De combinatie heeft als doel gesteld om in het tweede contractjaar, de absolute kg CO2 uitstoot met 5 % te reduceren t.o.v. het referentiejaar (1ste contractjaar). De doelstelling is door extra benodigde inzet niet gehaald. Relatief gezien scoren de schepen beter en was de doelstelling gehaald wanneer de inzet gelijk was aan het referentiejaar.
De combinatie verwacht ook het volgende contractjaar meer inzet te plegen dan in het referentiejaar. De toename zou dus wederom op ongeveer 7% moeten liggen wanneer de CO2- uitstoot niet wordt gereduceerd.
De combinatie stelt als doel om in het derde contractjaar, de absolute kg CO2 uitstoot met 3 % (10%
t.o.v. het tweede jaar) te reduceren t.o.v. het referentiejaar (1ste contractjaar).

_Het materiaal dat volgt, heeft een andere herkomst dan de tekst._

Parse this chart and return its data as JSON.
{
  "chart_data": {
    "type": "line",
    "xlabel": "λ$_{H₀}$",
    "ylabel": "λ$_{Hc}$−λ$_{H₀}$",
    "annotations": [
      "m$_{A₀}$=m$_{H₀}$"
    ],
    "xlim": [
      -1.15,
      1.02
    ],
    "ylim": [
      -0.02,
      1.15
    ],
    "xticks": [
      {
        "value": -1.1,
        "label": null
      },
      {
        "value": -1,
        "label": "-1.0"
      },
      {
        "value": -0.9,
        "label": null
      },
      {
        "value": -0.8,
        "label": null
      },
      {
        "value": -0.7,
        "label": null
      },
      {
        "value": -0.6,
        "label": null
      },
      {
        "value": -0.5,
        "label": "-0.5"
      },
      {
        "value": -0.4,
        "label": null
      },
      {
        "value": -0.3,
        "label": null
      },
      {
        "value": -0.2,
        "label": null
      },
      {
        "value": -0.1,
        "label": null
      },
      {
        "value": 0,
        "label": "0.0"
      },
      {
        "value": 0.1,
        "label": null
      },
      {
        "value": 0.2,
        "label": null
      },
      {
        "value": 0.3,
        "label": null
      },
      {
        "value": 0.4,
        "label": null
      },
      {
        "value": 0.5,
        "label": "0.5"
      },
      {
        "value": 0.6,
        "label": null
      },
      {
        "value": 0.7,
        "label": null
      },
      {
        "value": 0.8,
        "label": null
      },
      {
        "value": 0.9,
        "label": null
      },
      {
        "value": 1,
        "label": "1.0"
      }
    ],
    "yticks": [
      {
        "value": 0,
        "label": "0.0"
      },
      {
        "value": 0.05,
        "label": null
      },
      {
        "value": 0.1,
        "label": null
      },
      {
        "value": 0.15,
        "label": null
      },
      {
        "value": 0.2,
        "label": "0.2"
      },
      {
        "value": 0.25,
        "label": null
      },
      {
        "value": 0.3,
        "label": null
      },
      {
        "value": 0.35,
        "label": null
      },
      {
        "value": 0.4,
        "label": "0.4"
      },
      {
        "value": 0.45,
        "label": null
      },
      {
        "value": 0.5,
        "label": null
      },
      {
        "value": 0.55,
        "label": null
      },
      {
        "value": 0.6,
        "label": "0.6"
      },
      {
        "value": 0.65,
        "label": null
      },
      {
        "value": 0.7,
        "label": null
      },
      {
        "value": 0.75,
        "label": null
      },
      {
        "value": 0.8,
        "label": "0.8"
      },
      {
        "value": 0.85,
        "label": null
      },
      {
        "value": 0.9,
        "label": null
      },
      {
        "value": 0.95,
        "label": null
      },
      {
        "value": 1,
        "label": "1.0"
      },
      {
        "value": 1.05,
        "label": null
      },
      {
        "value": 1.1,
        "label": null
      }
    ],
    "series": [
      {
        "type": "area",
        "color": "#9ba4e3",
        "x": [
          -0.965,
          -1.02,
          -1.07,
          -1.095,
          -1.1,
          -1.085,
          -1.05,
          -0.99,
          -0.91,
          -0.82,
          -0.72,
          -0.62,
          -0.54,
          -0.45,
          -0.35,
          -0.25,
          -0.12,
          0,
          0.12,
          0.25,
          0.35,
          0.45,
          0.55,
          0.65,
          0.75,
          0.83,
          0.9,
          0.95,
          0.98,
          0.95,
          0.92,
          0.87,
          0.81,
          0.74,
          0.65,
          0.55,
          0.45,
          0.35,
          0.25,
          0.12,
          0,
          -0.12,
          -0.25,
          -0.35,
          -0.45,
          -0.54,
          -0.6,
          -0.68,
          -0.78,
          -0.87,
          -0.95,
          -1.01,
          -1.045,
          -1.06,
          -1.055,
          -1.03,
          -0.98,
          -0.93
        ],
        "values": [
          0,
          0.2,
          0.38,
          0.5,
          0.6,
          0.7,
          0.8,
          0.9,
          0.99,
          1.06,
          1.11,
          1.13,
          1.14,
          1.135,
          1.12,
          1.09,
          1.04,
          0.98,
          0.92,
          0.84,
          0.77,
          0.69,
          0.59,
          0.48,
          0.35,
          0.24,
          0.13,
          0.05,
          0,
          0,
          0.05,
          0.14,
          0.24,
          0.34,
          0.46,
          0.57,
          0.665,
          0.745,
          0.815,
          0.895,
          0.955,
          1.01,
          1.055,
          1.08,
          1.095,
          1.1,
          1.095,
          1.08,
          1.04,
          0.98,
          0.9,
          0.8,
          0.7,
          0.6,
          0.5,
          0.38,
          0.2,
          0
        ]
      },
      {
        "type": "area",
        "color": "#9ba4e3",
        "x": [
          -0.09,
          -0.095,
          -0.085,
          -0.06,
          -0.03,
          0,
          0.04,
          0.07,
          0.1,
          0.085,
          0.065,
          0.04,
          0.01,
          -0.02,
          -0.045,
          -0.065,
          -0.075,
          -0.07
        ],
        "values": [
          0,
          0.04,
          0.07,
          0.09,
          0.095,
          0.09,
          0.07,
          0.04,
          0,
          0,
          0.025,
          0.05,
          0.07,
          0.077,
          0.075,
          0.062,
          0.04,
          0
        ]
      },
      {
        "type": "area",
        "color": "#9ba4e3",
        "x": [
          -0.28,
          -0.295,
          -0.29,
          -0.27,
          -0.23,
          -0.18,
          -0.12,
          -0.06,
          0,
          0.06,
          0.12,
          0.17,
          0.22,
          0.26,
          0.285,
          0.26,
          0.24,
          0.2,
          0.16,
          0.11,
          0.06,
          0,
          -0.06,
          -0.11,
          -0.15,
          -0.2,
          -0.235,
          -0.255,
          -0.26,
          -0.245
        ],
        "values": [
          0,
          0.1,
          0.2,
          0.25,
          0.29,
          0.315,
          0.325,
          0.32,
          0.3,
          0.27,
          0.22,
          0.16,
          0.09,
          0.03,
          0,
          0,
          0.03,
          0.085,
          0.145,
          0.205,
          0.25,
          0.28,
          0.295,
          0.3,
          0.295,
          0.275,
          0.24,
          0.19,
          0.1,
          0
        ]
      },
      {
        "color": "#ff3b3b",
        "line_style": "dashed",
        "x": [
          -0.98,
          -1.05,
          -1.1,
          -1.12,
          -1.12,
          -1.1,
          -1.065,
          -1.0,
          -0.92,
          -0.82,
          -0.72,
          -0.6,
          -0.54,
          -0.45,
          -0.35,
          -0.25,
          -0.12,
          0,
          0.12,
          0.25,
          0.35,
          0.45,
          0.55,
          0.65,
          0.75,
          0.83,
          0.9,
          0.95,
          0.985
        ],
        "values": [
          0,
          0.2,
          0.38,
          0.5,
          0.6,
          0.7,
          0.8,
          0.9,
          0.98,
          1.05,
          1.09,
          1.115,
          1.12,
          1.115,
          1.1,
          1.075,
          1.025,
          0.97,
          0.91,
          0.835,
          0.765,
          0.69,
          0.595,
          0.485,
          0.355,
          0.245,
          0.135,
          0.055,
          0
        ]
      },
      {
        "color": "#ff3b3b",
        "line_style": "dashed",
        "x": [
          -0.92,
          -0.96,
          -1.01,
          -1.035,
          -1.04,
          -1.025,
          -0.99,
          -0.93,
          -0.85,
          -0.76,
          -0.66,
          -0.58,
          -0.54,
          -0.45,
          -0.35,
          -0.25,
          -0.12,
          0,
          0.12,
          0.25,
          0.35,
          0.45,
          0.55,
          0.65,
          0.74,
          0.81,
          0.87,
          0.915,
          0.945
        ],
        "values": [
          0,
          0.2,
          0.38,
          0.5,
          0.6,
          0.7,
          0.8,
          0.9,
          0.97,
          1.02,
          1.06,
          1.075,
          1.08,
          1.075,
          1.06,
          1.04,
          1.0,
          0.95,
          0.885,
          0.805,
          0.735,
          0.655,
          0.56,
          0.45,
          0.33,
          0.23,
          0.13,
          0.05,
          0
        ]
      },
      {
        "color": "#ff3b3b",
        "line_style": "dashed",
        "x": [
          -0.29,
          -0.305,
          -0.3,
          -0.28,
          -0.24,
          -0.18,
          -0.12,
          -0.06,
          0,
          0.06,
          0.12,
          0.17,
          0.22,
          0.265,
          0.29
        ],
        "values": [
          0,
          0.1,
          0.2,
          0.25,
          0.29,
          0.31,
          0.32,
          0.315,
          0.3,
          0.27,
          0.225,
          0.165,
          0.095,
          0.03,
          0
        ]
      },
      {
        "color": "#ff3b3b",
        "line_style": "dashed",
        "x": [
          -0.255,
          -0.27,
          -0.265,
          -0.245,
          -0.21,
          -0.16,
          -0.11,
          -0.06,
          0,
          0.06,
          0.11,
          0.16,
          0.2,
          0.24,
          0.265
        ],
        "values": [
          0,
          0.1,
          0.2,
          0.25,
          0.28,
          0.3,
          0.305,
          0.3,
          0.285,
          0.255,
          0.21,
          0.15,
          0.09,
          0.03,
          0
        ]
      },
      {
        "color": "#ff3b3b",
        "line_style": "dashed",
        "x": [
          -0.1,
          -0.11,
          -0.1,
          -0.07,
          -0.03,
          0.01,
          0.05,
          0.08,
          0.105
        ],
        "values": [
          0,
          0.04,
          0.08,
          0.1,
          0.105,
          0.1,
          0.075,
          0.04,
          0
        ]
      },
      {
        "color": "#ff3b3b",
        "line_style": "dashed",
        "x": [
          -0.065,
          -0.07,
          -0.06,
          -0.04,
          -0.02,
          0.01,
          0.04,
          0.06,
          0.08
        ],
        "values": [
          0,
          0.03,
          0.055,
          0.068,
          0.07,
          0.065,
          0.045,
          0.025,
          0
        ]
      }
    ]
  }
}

4.2 Het perceel als sector gericht proeftuin
Duurzame innovaties, strategieën en reductiemaatregelen worden door de aard van het project gedeeld met de sector. Het areaal van het bestek grenst aan vele havens, waardoor op een automatische wijze duurzame ideeën wordt overgebracht naar havenautoriteiten en ketenpartners. Verder stimuleren wij derden werkend op het bestek (en andersom) om duurzaam en effectief te werk te gaan.
ON en OG organiseren samen een leerruimte. De expertises van beide partijen worden gebundeld om in een open overleg en gedeelde risico’s duurzame innovaties en strategieën uit te werken.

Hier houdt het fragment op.